Once the equipment is delivered, set in place, and wired, it is time for the second phase of certified testing and integration. The importance of this phase is to verify and certify that all components work together and to fine‐tune, calibrate, and integrate the systems. There is a tremendous amount of preparation in this phase. The facilities engineer must work with the factory, field engineers, and independent test consultants to coordinate testing and calibration. Critical circuit breakers must be tested and calibrated prior to placing any critical electrical load on them. When all the tests are completed, the facilities engineer must compile the certified test reports, which will establish a benchmark for all future testing. The last phase is to train the staff on each major piece of equipment and prepare for the transition to operations.

Many decisions regarding how and when to service a facility’s mission critical electrical/mechanical equipment are going to be subjective. The objective is easy: a high level of safety and reliability from the equipment, components, and systems. But discovering the most cost‐effective and practical methods required to accomplish this can be challenging. Network with colleagues, consult knowledgeable sources and review industry and professional standards and best practices before choosing the approach best suited to your maintenance goals. Also, keep in mind that the individuals performing the testing and service should have the best training and experience available. You depend on their conscientiousness and decision‐making ability to avoid potential problems with perhaps the most crucial equipment in your building. Most importantly, learn from your experiences and those of others. Maintenance programs should be continuously improving. If a scheduled procedure has not previously identified a problem, consider adjusting the schedule respectively. Examine your maintenance programs on a regular basis and make appropriate adjustments to improve constantly.

Acceptance and maintenance testing are pointless unless the test results are evaluated and compared to standards, and to previous test reports that have established benchmarks. It is imperative to recognize failing equipment and to take appropriate action as soon as possible. Common practice in this industry is for technicians to perform maintenance without reviewing prior work tickets and records. This approach defeats the value of benchmarking and trending and must be improved. The mission critical facility engineers can then keep objectives in perspective and depend upon his/her options when faced with a real emergency.

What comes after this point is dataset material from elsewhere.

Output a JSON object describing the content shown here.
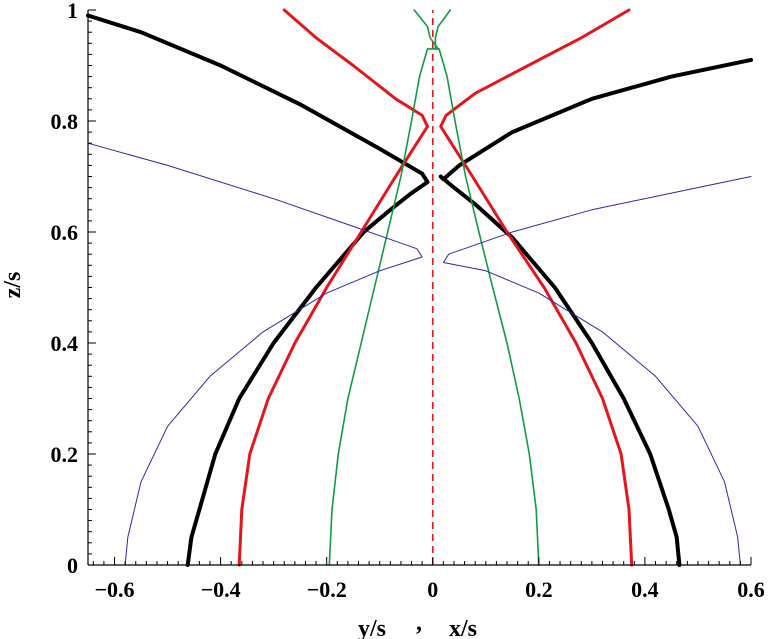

The importance of taking every opportunity to perform preventive maintenance thoroughly and completely ‐ especially in mission critical facilities‐cannot be stressed enough. If not, the next opportunity will come at a much higher price: downtime, lost business, lost potential clients, and not to mention the safety issues that arise when technicians rush to fix a maintenance problem. So, do it correctly ahead of time and avoid shortcuts because it will be very difficult to do it again.